Belenje Akash, Pandya Dhanush, Jalali Subhadra, Rani Padmaja K
Srimati Kanuri Santhamma Center for Vitreo-Retinal Diseases, Anant Bajaj Retina Institute, Kallam Anji Reddy Campus, L V Prasad Eye Institute, Hyderabad, IND.
Cureus. 2025 Feb 5;17(2):e78597. doi: 10.7759/cureus.78597. eCollection 2025 Feb.
Objective The aim of this study was to compare the accuracy of ChatGPT artificial intelligence (AI) with clinicians in real-life case scenarios related to retinopathy of prematurity (ROP). Methods This was a prospectively conducted study with a real-life case scenario-based questionnaire with multiple-response answers. Thirteen clinicians, including eight vitreoretinal fellowship trainees (with less than two years of experience in the management of ROP) and five ROP experts (with more than three years of experience in the management of ROP), were given 10 real-life case scenarios in ROP. The majority of responses from trainees and ROP experts were compared with the ChatGPT AI-generated responses.

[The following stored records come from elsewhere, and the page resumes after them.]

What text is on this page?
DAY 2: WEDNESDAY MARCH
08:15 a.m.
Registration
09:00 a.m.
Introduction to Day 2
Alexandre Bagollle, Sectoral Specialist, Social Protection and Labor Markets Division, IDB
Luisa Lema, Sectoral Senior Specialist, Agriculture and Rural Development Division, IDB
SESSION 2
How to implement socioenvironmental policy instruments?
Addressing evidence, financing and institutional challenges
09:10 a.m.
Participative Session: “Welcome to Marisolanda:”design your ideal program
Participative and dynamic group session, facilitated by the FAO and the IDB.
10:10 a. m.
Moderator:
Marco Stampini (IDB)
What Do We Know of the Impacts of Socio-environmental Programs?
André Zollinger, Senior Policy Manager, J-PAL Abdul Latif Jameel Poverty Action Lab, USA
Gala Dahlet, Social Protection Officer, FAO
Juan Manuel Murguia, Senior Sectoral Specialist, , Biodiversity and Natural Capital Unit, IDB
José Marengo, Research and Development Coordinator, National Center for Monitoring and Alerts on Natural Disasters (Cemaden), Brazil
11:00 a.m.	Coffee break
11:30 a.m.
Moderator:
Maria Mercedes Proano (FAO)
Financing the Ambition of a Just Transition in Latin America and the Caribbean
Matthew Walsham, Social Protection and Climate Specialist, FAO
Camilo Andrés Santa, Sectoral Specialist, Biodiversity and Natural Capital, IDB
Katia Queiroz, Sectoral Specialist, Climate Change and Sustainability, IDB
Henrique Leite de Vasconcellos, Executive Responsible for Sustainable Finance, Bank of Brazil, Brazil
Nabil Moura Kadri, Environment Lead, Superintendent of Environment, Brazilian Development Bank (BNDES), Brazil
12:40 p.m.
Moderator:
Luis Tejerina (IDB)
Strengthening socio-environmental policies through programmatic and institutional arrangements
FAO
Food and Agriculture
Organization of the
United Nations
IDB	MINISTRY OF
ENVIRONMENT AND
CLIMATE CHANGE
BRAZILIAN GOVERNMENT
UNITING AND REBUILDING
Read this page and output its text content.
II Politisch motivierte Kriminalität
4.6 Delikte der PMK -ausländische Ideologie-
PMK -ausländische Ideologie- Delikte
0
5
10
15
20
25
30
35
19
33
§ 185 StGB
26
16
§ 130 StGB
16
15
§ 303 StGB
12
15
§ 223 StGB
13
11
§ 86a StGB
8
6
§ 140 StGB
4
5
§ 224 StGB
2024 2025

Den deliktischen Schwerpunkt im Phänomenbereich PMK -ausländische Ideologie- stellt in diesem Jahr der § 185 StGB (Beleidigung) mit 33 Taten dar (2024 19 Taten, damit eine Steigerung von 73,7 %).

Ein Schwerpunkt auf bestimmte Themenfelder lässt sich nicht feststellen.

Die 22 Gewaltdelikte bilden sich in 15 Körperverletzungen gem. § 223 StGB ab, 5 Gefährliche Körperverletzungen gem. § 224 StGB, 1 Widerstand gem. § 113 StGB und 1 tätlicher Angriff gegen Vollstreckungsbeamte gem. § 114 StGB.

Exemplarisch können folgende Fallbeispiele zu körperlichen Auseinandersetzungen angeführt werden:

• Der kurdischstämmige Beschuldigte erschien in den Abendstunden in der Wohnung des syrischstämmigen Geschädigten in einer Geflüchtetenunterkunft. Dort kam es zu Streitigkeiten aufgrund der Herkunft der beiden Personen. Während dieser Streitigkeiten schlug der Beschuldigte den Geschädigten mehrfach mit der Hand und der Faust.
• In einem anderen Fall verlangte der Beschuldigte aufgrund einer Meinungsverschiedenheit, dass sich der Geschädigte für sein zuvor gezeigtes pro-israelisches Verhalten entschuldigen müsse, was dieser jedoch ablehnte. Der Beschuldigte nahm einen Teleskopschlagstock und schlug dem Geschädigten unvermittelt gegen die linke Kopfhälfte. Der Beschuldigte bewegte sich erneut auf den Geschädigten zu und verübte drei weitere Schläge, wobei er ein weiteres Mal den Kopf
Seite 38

The ChatGPT exercise was repeated for both versions 3.5 and 4.0 more than a month apart on May 29, 2024, and July 18, 2024, to check for the majority of AI response consistency. For each real-life case scenario, the majority of clinician responses were compared with the majority of AI responses for agreement. Results ChatGPT answered nine cases correctly (90%), outperforming the fellowship trainees (77.5%, i.e., 62 correct responses out of 80). The accuracy of ROP experts was highest at 96% (i.e., 48 correct responses out of 50). There was substantial agreement between the majority of responses of clinicians and the ChatGPT responses, with a Cohen's kappa of 0.80. Conclusion The ChatGPT AI model showed substantial agreement with the majority of clinician responses and performed better than vitreoretinal fellowship trainees. ChatGPT AI presents promising new software tools that can be explored further for use in real-life case scenarios in ROP. A more accurate prompt mentioning the type of screening guidelines can promote more accurate answers by ChatGPT as per the requested guidelines.
目的 本研究旨在比较ChatGPT人工智能(AI)与临床医生在早产儿视网膜病变(ROP)真实病例场景中的准确性。方法 这是一项前瞻性研究,采用基于真实病例场景的多选项问卷。13名临床医生,包括8名玻璃体视网膜专科培训学员(在ROP管理方面经验少于两年)和5名ROP专家(在ROP管理方面经验超过三年),被给予10个ROP真实病例场景。将学员和ROP专家的大多数回答与ChatGPT生成的回答进行比较。于2024年5月29日和2024年7月18日,相隔一个多月对ChatGPT 3.5版和4.0版重复进行测试,以检查AI回答的一致性。对于每个真实病例场景,将临床医生的大多数回答与AI的大多数回答进行一致性比较。结果 ChatGPT正确回答了9个病例(90%),表现优于专科培训学员(77.5%,即80个回答中有62个正确)。ROP专家的准确率最高,为96%(即50个回答中有48个正确)。临床医生的大多数回答与ChatGPT的回答之间存在高度一致性,科恩kappa系数为0.80。结论 ChatGPT AI模型与临床医生的大多数回答显示出高度一致性,并且表现优于玻璃体视网膜专科培训学员。ChatGPT AI提供了有前景的新软件工具,可在ROP真实病例场景中进一步探索使用。更准确地提及筛查指南类型的提示可以促使ChatGPT根据所要求的指南给出更准确的回答。